In order to update the firmware of the ESP32 WiFi module you need to use a python script called esptool provided by Espressif (manufacturer of the chip). This script was modified to work with the e-puck2 robot and is included in the provided package. The following steps explain how to update the radio module firmware:
1. Download the package containing the required tools and script to program the robot: Windows, Linux / Mac
2. Download the last version of the radio module factory firmware (11.12.18), or use your custom firmware. The firmware is composed by 3 files named bootloader.bin, ESP32_E-Puck_2.bin and partitions_singleapp.bin
3. Extract the package and put the firmware files inside the package directory; beware that the name of the .bin files must be the same as indicated in step 2
4. Attach the USB cable and turn on the robot
5. Run the script from the package directory:

Windows: double click program.bat
Linux/Mac: issue the following command in a terminal ./program.sh. If you get permission errors, then issue sudo chmod +x program.sh to let the script be executable.

The upload should last about 10-15 seconds and you'll see the progress as shown in the following figure:

When the upload is complete you'll see that all 3 bin files are uploaded correctly as shown in the following figure:

Sometime you could encounter a timeout error as shown in the following figures; in these cases you need to unplug and plug again the USB cable and power cycle the robot, then you can retry.

Development

Probably, you'll never need to touch the firmware running in the radio module, but in case you need to modify the code or you're simply curious about what is happening at the low level, then refer to the section Radio module development.

Programmer

Factory firmware

The programmer is initially programmed with a firmware based on Black Magic Probe programmer/debugger.
The pre-built firmware is available here programmer-firmware.bin (09.04.18); it is also available in dfu format here programmer-firmware.dfu (09.04.18).

Firmware update

The programmer's microcontroller features a factory bootloader that can be entered by acting on some special pins, the bootloader mode is called DFU (device firmware upgrade). You can enter DFU mode by contacting two pinholes together while inserting the USB cable (no need to turn on the robot). The two pin holes are located near the USB connector of the e-puck2, see the photo below.


Location of the pin holes to put the programmer into DFU

The programmer will be recognized as STM Device in DFU Mode device.

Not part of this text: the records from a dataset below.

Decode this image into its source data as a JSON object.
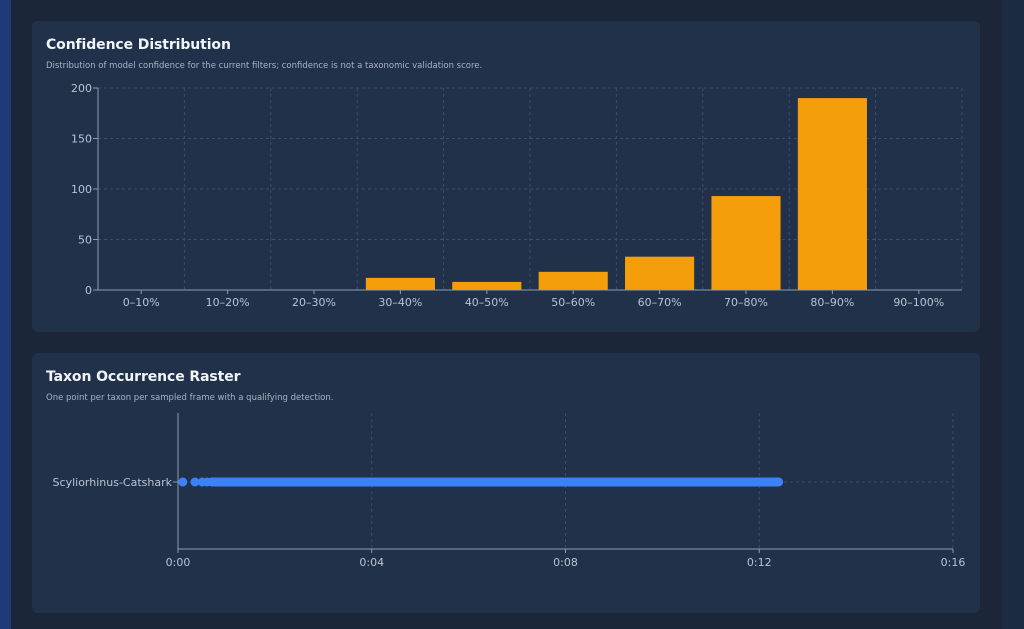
{
  "confidence_card": {
    "title": "Confidence Distribution",
    "subtitle": "Distribution of model confidence for the current filters; confidence is not a taxonomic validation score."
  },
  "raster_card": {
    "title": "Taxon Occurrence Raster",
    "subtitle": "One point per taxon per sampled frame with a qualifying detection."
  },
  "colors": {
    "bar": "#f59e0b",
    "point": "#3b82f6",
    "axis": "#8e9bb0",
    "tick_label": "#b8c2d2",
    "grid": "#3d4d66"
  },
  "chart_data": [
    {
      "type": "bar",
      "title": "Confidence Distribution",
      "categories": [
        "0–10%",
        "10–20%",
        "20–30%",
        "30–40%",
        "40–50%",
        "50–60%",
        "60–70%",
        "70–80%",
        "80–90%",
        "90–100%"
      ],
      "values": [
        0,
        0,
        0,
        12,
        8,
        18,
        33,
        93,
        190,
        0
      ],
      "yticks": [
        0,
        50,
        100,
        150,
        200
      ],
      "ylim": [
        0,
        200
      ],
      "grid": true
    },
    {
      "type": "scatter",
      "title": "Taxon Occurrence Raster",
      "categories": [
        "Scyliorhinus-Catshark"
      ],
      "xticks": [
        "0:00",
        "0:04",
        "0:08",
        "0:12",
        "0:16"
      ],
      "xlim": [
        0,
        16
      ],
      "x_unit": "minutes",
      "grid": true,
      "points": {
        "Scyliorhinus-Catshark": [
          0.1,
          0.35,
          0.5,
          0.6,
          "0.7–12.4 (continuous)"
        ]
      },
      "segments": [
        {
          "taxon": "Scyliorhinus-Catshark",
          "x": [
            0.1,
            0.35,
            0.5,
            0.6
          ],
          "continuous_from": 0.7,
          "continuous_to": 12.4
        }
      ]
    }
  ]
}
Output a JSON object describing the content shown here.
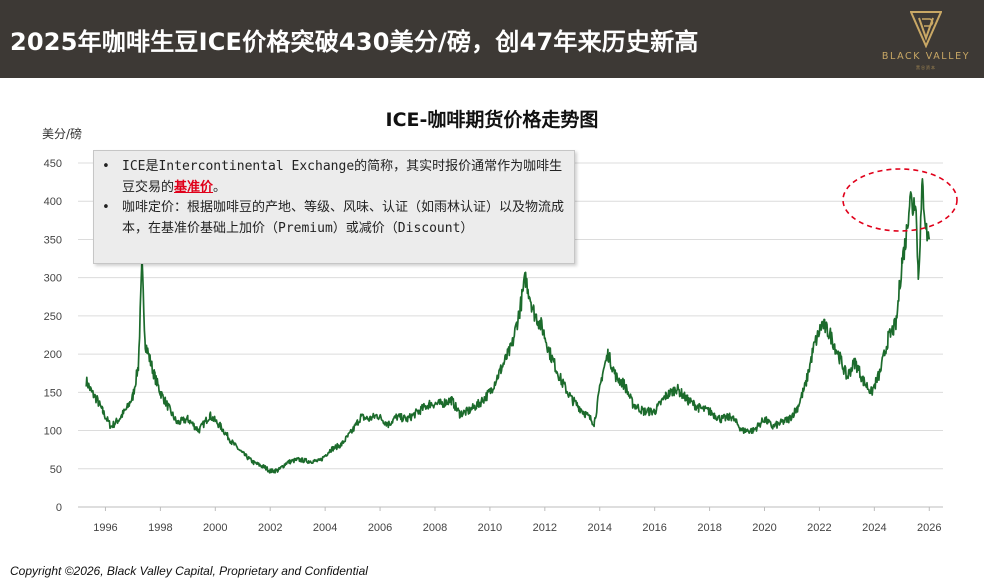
{
  "header": {
    "title": "2025年咖啡生豆ICE价格突破430美分/磅，创47年来历史新高",
    "logo_text": "BLACK VALLEY",
    "logo_subtext": "黑谷资本"
  },
  "info_box": {
    "line1_prefix": "ICE是Intercontinental Exchange的简称，其实时报价通常作为咖啡生豆交易的",
    "line1_highlight": "基准价",
    "line1_suffix": "。",
    "line2": "咖啡定价：根据咖啡豆的产地、等级、风味、认证（如雨林认证）以及物流成本，在基准价基础上加价（Premium）或减价（Discount）"
  },
  "footer": {
    "text": "Copyright ©2026, Black Valley Capital, Proprietary and Confidential"
  },
  "colors": {
    "header_bg": "#3d3935",
    "line": "#1c6b2c",
    "highlight": "#e0001a",
    "gold": "#c9a865"
  },
  "chart_data": {
    "type": "line",
    "title": "ICE-咖啡期货价格走势图",
    "ylabel": "美分/磅",
    "xlabel": "",
    "ylim": [
      0,
      450
    ],
    "yticks": [
      0,
      50,
      100,
      150,
      200,
      250,
      300,
      350,
      400,
      450
    ],
    "xlim": [
      1995,
      2026.5
    ],
    "xticks": [
      1996,
      1998,
      2000,
      2002,
      2004,
      2006,
      2008,
      2010,
      2012,
      2014,
      2016,
      2018,
      2020,
      2022,
      2024,
      2026
    ],
    "grid": true,
    "annotation": "dashed red ellipse highlighting 2025 peak",
    "x": [
      1995.3,
      1995.5,
      1995.7,
      1995.9,
      1996.2,
      1996.5,
      1996.8,
      1997.0,
      1997.2,
      1997.33,
      1997.45,
      1997.6,
      1997.8,
      1998.0,
      1998.3,
      1998.6,
      1999.0,
      1999.4,
      1999.8,
      2000.2,
      2000.6,
      2001.0,
      2001.4,
      2001.8,
      2002.0,
      2002.3,
      2002.6,
      2003.0,
      2003.4,
      2003.8,
      2004.2,
      2004.6,
      2005.0,
      2005.3,
      2005.6,
      2005.9,
      2006.3,
      2006.6,
      2007.0,
      2007.4,
      2007.8,
      2008.2,
      2008.6,
      2008.9,
      2009.2,
      2009.6,
      2010.0,
      2010.4,
      2010.8,
      2011.1,
      2011.3,
      2011.6,
      2011.9,
      2012.2,
      2012.6,
      2013.0,
      2013.4,
      2013.8,
      2014.1,
      2014.3,
      2014.6,
      2014.9,
      2015.2,
      2015.6,
      2016.0,
      2016.4,
      2016.8,
      2017.2,
      2017.6,
      2018.0,
      2018.4,
      2018.8,
      2019.2,
      2019.6,
      2020.0,
      2020.3,
      2020.6,
      2020.9,
      2021.2,
      2021.5,
      2021.8,
      2022.1,
      2022.4,
      2022.8,
      2023.0,
      2023.3,
      2023.6,
      2023.9,
      2024.2,
      2024.5,
      2024.8,
      2025.0,
      2025.15,
      2025.3,
      2025.4,
      2025.5,
      2025.6,
      2025.75,
      2025.9,
      2026.0
    ],
    "series": [
      {
        "values": [
          165,
          150,
          140,
          125,
          105,
          115,
          130,
          145,
          185,
          315,
          215,
          195,
          170,
          150,
          130,
          110,
          115,
          100,
          120,
          105,
          85,
          70,
          58,
          52,
          47,
          48,
          58,
          62,
          60,
          60,
          75,
          82,
          100,
          118,
          115,
          120,
          108,
          118,
          115,
          125,
          135,
          135,
          140,
          122,
          125,
          135,
          150,
          180,
          210,
          260,
          300,
          255,
          235,
          200,
          165,
          140,
          125,
          110,
          175,
          200,
          170,
          160,
          135,
          125,
          125,
          145,
          155,
          140,
          130,
          125,
          115,
          118,
          100,
          100,
          115,
          105,
          110,
          115,
          130,
          160,
          210,
          240,
          225,
          190,
          170,
          190,
          165,
          150,
          175,
          220,
          240,
          320,
          350,
          410,
          390,
          410,
          300,
          420,
          360,
          350
        ]
      }
    ]
  }
}
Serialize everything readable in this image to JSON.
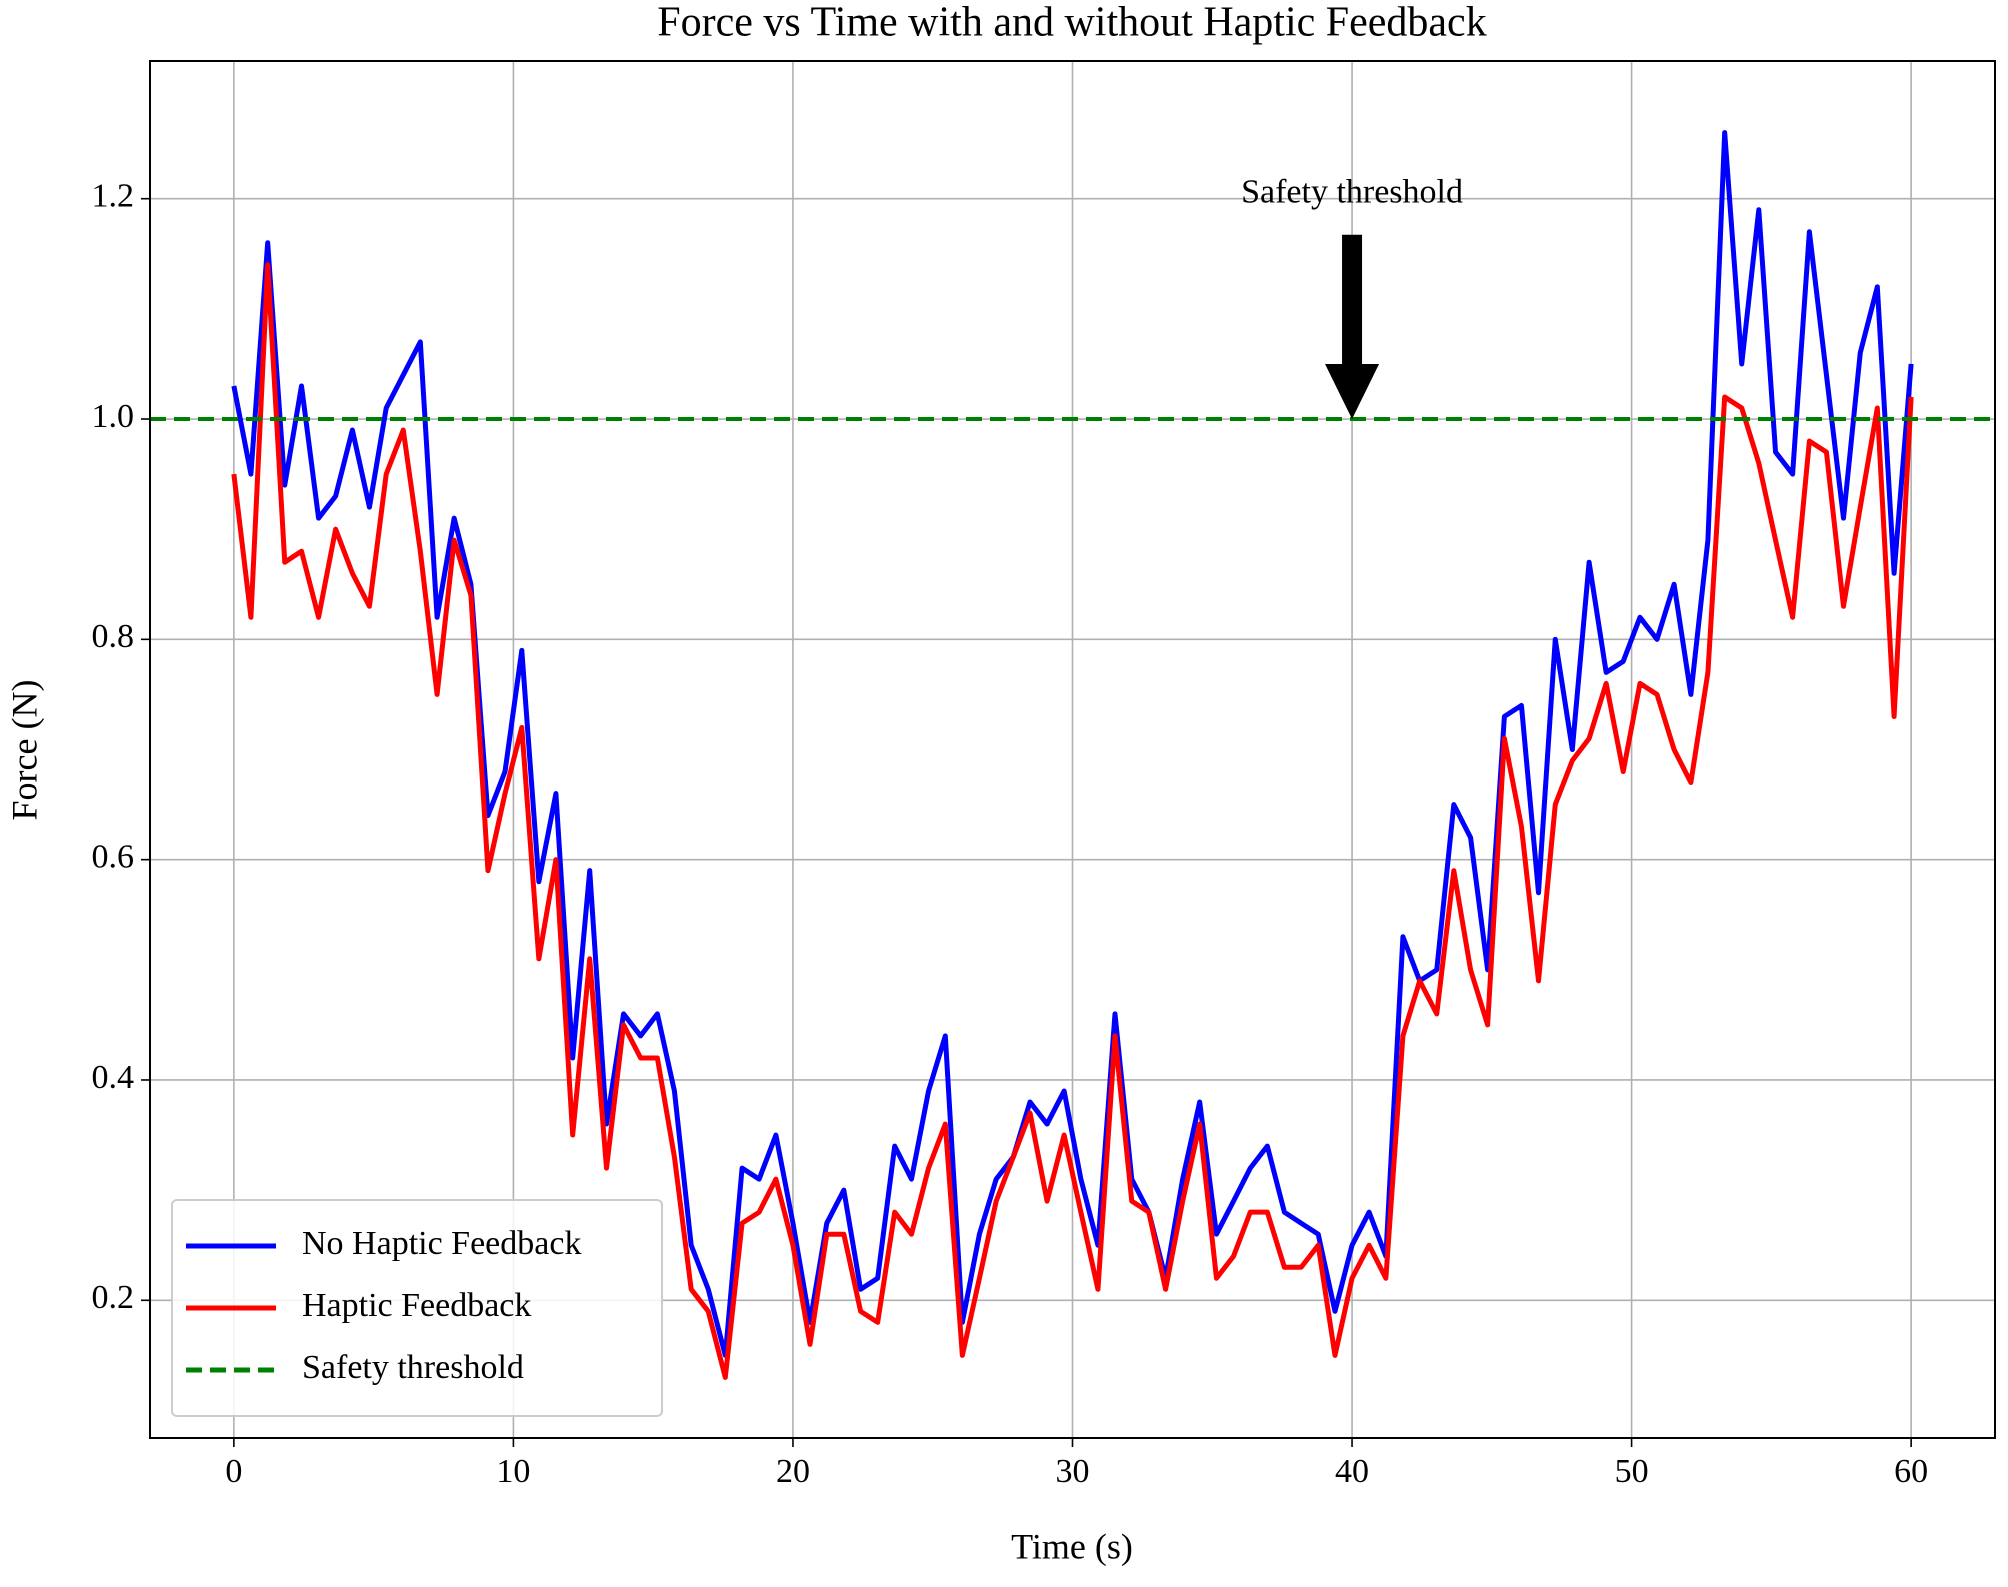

Note for Windows users: the device should be recognized automatically (in all Windows versions), but in case it won't be detected then you need to install a libusbK driver for the DFU device.
Follow the same procedure as explained in section Installing the USB drivers using libusbK driver instead of USB Serial (CDC).

Linux/Mac

In order to update the programmer firmware you need an utility called dfu-util, it should be already installed from section Installing the dependencies for firmwares updates.
To uplaod the firmware, issue the following command: sudo dfu-util -d 0483:df11 -a 0 -s 0x08000000 -D programmer-firmware.bin

Windows

Start the DfuSe application (previously installed from section Installing the dependencies for firmwares updates). The programmer in DFU mode will be automatically detected as shown in figure 1. Then you need to open the compiled firmware by clicking on choose and then locating the file with dfu extension, as shown in figure 2. Now click on the upgrade button, a warning message will be shown, confirm the action by clicking on yes as shown in figure 3. If all is ok you'll be prompted with a message saying that the upgrade was successfull as shown in figure 4.

[1] [2] [3] [4]


Development

The programmer code shouldn't be modified, but if you know what you're doing then refer to section Programmer development.